In the year ahead Nielsen will partner with Tremor Video, a leading provider of in-stream Internet video advertising solutions, to give clients of Tremor’s VideoHub access to OCR’s GRP data. VideoHub allows advertisers to understand how audiences respond to campaigns and to identify key signals driving performance metrics like engagement and brand lift. With Nielsen’s GRPs, those advertisers will now see what demographic audiences their campaigns are reaching, says Kelly McEttrick, director of platform strategy for VideoHub.

In other words, McEttrick says, the collaboration gives advertisers a single metric for their gross reach – the total number of people exposed to an ad – and effective reach – more granular insight into the quality of the ad exposure and actual performance across all screens. “Debate over whether the GRP is good or bad for the digital space has gone on for years, but those days are coming to an end,” she says. “Advertisers can now look at their demographic reach, and then evaluate how their campaign performed within each audience segment.”

To advance the total video strategy Nielsen has also expanded its data-gathering efforts on the TV side, including engagements with a growing number of set-top data sources, which began in 2008 with a deal involving collection of anonymous set-top data from 330,000 households in the Los Angeles area.

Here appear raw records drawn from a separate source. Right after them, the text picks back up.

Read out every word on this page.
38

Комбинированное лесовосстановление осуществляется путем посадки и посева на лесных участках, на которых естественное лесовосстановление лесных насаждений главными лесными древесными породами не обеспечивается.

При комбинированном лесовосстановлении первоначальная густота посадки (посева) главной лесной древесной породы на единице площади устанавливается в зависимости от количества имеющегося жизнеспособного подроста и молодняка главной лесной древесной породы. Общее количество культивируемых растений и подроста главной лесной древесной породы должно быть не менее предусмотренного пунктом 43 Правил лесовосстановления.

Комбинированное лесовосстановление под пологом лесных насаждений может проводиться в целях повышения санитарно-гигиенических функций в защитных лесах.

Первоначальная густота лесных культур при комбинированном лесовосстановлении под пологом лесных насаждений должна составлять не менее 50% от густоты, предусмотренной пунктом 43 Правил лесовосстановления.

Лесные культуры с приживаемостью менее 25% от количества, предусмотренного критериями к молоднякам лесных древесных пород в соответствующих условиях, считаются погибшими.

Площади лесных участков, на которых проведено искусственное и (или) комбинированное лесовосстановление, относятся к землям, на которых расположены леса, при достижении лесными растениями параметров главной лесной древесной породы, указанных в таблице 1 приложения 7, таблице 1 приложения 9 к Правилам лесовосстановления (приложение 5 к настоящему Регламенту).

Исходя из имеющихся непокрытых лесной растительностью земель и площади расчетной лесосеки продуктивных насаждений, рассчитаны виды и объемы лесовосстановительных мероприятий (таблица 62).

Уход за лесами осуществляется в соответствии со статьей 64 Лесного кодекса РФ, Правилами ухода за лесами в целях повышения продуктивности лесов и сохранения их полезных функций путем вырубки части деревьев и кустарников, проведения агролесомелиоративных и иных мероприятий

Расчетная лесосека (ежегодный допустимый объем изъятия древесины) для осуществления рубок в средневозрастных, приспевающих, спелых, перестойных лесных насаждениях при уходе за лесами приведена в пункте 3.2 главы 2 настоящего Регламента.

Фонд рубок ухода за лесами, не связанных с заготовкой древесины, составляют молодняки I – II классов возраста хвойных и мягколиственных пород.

Last summer Nielsen announced an agreement with Kantar Media to use data from DirecTV devices in its ratings reports, and now it’s bringing other, unnamed sources into the fold.

Nielsen is also working with unnamed media companies to measure Time Warner Cable and Cablevision subscribers’ viewing habits on the iPad. The R&D project is using the small piece of code on the iPad known as ID3 tags in conjunction with server-side software to measure viewing.

Brown also reports Nielsen, working with forensic watermarking developer Digimarc, is introducing a new audio watermarking system for TV advertisements, complementing the watermarking system used for augmenting viewing metrics on TV programs that has been in operation for several years. “We’re ushering in an era where Nielsen is sort of separating out the program from the commercial inventory and being able to measure the pieces individually,” Brown says. “It puts in [advertisers’] hands the power to really help the industry move the ball forward from C3 [the time-shifted TV ad measurement platform] to the next evolution of measurement.

“I don’t know what that the next evolution might be,” he adds. “It might be an improvement upon C3. It might be a movement toward branded commercial ratings, which many in the industry have asked for.”

These are obviously big steps forward, but the question remains whether the inertia surrounding the way advertisers do business can be changed. Major brands often come to the table with six agencies, “minimally,” Palmer notes, including the buying agency, a planning agency, a creative agency, a digital agency, an outdoor group and a PR group. When it comes to a multiscreen type of buy, “the problem is each of their POVs (points of view) has to be, no, because it’s not inside their agenda, and they make money differently from the way the enterprise makes money,” he says.

“What we are lacking desperately is unified metrics, standardization so that you can bring this product to the advertisers and all six of their agencies, including their marketing departments and the merchants inside the organization, and say, look, you can buy this efficaciously and it will make you money by driving velocity at retail,” Palmer adds. And, once those agreed-on-metrics and agreed-on modes of driving velocity at retail are in place, successful execution of the TV Everywhere advertising model will require that “creative agencies and buying and planning groups come together and become whole agencies again where they can actually look at a problem and go solve it.”

That won’t be easy, notes Tim McAtee, research director at MAGNA-GLOBAL and IPG Media Labs. “I think the big problem we’re all facing is procurement offices,” McAtee says. “As long as procurement offices are trying to get the cheapest everything out of everybody, you’re always going to be battling each other and it’s never going to any sort of coherent strategy.”